Police found 32 Great Dane dogs in deplorable conditions in a Virginia home late August and brought the starving canines, some of whom were “near death,” to safety.
“The condition of the 20 adult dogs and 12 puppies rescued ranged from poor to near death,” King and Queen County Sheriff’s Office said in a statement Sept. 9.
The rescue came after deputies carried out a search warrant on Aug. 27 at a home on Owens Mill Road in St. Stephens Church.
“Five of the dogs were discovered barricaded inside a small, dilapidated camper. Both the camper and the dogs were covered in feces and urine,” police described in their statement.
“There was no food or water in the camper,” police said, adding that the camper had no ventilation and the temperature inside was “extreme.”
Police added that conditions inside the house were so poor that the state Health Department and County Zoning Office were called in. The two agencies flagged several health, safety, and zoning issues in the home.
Police arrested Richard Awlasewicz and Candice Wheat in connection to the case on felony animal cruelty charges.
On Sept. 6 at an arraignment, Awlasewicz “made unsubstantiated claims that two of the dogs seized are service dogs” for the couple, and his attorney asked that they be returned.
A judge denied that request and a hearing has been set for Sept. 20, to decide whether the seized dogs will be returned to Awlasewicz and Wheat.
Meanwhile, the Great Danes were taken to the King William Regional Animal Shelter.
“Thanks to the immediate veterinary care and the outstanding attention and care the dogs are receiving from the staff at the King William Regional Animal Shelter, it is apparent that most of the dogs’ conditions are improving daily,” police said in a statement.
On Facebook, people commented on the rescue expressing dismay at the extent of the situation.
“I pray that these dogs, even the 2 so-called service dogs are not returned to the owners, there is no way they are capable of caring for any pet as it should be cared for,” one person commented.
Many people commented saying that Awlasewicz and Wheat appeared to be the same couple that would frequent their local stores in Tappahannock, accompanied by one or two Great Danes. Some noted that the dogs “stunk terribly.”
One person asked: “How could this have been allowed? Who doesn’t notice that many dogs and obvious continued breeding? They should go to jail on counts of animal cruelty for each dog abused or neglected. Other people knew and didn’t say a word.”
“Well a lot of people knew them or of them and was only aware of 2 dogs that [were] in OK shape they brought them out in public… had no idea about the others hints as in why they were covered in poop because they were never let out,” one person responded.
“Yep. I live up the road and all I ever saw was two dogs. I had no idea he had that many! House was junky outside with cars everywhere and a fence up. You couldn’t see anything or even had any idea he had that many dogs,” another weighed in.

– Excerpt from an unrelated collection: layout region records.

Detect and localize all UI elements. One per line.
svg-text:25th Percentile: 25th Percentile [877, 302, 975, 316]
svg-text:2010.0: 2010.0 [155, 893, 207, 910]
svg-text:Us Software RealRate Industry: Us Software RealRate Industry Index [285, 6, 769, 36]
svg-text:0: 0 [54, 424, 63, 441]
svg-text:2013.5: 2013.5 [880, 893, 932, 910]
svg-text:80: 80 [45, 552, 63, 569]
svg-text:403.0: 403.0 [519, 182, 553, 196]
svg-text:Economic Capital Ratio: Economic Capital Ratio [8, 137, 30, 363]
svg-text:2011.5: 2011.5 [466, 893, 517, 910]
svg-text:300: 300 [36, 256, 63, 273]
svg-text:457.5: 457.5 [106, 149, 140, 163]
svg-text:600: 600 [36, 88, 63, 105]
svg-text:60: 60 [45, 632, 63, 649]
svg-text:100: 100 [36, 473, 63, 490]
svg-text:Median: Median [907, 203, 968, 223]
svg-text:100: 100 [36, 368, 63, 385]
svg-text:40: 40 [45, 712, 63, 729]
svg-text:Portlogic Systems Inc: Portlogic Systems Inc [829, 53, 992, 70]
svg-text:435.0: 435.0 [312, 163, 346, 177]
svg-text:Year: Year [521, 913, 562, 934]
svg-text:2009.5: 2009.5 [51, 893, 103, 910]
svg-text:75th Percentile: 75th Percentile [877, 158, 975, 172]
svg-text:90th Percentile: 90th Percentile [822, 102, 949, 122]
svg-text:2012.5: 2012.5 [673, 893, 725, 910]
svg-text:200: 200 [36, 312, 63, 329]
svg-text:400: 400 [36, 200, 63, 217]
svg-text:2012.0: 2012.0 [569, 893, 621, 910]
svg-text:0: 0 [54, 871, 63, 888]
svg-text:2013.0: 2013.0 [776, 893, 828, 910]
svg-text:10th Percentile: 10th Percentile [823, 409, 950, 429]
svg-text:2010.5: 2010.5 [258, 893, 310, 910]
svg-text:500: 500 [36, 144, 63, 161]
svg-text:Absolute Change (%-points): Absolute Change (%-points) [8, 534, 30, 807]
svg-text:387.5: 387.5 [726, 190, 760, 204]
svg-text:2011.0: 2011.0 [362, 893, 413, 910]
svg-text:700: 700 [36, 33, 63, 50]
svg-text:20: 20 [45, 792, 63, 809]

There are 900 to 2,000 new cases every year of animal hoarding in the United States, with 250,000 animals falling victim, according to Dosomething.org. According to the Humane Society of the United States, hoarding behavior can hurt animals.
“Hoarding behavior often victimizes animals. Sufferers of a hoarding disorder may impose severe neglect on animals by housing far more than they are able to adequately take care of. Serious animal neglect (such as hoarding) is often an indicator of people in need of social or mental health services,” the group stated.

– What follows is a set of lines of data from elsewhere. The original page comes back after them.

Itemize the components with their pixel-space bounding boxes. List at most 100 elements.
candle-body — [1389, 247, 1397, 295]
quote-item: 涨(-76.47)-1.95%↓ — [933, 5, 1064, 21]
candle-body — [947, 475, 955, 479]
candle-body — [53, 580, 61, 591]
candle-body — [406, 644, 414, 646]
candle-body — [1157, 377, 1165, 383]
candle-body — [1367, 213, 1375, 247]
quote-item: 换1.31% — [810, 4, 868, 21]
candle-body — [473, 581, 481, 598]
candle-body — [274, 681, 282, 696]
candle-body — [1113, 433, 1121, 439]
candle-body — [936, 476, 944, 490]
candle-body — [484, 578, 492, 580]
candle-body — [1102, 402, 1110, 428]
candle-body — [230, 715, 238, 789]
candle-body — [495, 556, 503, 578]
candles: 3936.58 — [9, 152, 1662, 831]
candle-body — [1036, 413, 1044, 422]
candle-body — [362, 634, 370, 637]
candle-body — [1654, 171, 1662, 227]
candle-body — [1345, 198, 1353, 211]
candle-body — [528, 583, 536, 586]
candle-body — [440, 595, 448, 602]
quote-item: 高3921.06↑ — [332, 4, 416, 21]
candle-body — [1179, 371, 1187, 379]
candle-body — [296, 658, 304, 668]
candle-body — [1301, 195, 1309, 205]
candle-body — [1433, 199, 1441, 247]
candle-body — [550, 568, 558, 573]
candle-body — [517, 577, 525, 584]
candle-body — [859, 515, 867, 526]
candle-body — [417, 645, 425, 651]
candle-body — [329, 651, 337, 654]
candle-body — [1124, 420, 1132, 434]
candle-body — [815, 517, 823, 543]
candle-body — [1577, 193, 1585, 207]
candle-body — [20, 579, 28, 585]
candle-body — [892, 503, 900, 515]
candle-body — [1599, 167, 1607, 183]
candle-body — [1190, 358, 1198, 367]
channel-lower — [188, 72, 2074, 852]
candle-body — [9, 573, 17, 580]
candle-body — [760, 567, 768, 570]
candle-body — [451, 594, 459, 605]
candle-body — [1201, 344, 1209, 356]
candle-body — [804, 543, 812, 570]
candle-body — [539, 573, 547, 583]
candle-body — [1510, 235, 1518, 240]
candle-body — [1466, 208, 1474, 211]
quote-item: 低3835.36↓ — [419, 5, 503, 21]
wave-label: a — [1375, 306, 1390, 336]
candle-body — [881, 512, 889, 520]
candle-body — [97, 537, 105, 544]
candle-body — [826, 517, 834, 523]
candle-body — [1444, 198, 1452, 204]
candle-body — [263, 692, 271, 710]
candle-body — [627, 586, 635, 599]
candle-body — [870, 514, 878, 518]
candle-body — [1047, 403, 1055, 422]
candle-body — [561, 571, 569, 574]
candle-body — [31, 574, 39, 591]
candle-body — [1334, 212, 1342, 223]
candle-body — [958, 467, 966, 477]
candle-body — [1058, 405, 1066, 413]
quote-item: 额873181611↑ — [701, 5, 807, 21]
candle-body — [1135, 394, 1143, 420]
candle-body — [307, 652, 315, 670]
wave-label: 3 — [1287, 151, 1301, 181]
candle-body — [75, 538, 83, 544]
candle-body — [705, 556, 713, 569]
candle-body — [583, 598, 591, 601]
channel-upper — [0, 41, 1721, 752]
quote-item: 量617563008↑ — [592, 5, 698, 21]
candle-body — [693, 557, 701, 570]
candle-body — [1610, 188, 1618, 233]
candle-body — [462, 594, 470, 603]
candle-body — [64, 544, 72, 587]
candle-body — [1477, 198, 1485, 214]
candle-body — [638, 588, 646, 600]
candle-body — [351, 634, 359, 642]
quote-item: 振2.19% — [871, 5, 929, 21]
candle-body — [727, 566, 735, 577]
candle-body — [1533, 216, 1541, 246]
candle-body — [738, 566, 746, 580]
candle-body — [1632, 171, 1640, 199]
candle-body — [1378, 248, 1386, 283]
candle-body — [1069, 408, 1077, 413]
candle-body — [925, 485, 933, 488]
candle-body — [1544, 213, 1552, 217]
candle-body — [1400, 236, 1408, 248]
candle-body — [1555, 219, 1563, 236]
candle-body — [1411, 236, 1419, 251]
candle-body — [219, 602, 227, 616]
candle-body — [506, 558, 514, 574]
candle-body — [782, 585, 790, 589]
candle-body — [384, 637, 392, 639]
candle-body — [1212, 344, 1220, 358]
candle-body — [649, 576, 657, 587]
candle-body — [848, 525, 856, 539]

There are a number of ways to report suspected animal abuse cases. The best way is reporting suspected cruelty to local law enforcement agencies, humane organizations, animal control, or an animal shelter.
“A concise, written, factual statement of what you observed—giving dates and approximate times whenever possible—to provide to law enforcement,” the ASPCA says on its website.

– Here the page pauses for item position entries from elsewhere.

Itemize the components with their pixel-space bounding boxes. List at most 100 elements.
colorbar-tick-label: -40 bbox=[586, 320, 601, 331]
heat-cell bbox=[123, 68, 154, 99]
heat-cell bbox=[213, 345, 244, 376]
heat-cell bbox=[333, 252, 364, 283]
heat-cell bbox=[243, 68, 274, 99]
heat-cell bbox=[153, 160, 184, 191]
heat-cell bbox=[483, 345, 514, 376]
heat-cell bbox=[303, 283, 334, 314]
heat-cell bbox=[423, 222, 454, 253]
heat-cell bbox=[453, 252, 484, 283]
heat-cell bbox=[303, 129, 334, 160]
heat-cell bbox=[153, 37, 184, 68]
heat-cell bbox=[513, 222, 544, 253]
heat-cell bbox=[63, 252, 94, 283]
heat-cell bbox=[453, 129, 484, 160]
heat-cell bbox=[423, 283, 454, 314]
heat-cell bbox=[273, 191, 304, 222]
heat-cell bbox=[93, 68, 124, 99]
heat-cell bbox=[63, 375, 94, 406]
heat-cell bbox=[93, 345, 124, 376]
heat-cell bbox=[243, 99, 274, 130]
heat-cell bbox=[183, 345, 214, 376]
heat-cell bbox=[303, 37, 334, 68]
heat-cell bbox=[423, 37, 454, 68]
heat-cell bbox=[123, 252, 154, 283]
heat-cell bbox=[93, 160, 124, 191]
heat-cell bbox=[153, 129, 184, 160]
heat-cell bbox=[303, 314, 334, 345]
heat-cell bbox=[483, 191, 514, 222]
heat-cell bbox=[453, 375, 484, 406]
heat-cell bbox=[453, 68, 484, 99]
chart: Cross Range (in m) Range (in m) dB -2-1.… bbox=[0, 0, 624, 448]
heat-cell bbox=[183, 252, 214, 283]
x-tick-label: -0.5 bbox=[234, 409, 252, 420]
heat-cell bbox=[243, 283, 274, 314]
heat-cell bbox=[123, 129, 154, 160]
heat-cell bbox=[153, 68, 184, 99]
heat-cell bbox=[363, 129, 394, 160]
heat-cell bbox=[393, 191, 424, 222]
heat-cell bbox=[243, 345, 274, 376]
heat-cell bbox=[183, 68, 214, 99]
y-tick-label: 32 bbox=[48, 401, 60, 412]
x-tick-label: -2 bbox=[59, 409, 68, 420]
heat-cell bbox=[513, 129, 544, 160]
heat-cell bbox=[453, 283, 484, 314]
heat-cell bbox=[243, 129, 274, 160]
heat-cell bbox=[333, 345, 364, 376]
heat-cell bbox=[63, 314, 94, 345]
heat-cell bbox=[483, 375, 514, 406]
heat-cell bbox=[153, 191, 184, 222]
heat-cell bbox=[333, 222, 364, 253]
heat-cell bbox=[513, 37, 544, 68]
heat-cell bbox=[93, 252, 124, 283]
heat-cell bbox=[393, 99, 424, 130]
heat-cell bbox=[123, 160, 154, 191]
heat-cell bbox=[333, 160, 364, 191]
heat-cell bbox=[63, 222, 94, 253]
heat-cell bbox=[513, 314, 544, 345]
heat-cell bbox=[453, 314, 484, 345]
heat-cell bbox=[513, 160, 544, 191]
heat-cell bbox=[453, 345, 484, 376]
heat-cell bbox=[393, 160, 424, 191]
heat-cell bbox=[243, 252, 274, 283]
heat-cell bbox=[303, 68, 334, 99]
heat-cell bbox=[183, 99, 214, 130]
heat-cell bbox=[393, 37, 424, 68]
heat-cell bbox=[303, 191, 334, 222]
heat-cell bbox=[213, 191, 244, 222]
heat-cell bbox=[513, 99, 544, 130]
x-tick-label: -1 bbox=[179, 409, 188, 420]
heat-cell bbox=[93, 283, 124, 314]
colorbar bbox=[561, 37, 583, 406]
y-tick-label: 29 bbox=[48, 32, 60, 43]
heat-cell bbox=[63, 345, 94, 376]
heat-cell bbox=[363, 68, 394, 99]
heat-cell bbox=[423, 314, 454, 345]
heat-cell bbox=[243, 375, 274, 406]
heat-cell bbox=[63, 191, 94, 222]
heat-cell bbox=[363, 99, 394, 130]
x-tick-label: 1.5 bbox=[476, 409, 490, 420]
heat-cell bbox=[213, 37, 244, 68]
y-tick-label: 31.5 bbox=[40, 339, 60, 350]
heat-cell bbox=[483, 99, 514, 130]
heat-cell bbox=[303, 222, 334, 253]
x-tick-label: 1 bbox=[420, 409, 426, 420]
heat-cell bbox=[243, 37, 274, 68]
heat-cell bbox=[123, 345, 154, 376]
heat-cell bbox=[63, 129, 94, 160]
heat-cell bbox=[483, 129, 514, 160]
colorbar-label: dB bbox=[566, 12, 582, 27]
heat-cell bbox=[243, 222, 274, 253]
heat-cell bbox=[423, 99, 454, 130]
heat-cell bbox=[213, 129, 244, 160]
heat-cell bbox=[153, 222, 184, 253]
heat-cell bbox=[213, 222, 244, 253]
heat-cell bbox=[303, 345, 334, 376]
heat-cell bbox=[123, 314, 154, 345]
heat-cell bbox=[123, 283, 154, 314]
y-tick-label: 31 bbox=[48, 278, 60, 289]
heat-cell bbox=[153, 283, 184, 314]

“If you can, provide law enforcement with the names and contact information of other people who have firsthand information about the abusive situation,” the website says.
“It is possible to file an anonymous report, but please consider providing your information. The case is more likely to be pursued when there are credible witnesses willing to stand behind the report and, if necessary, testify in court.”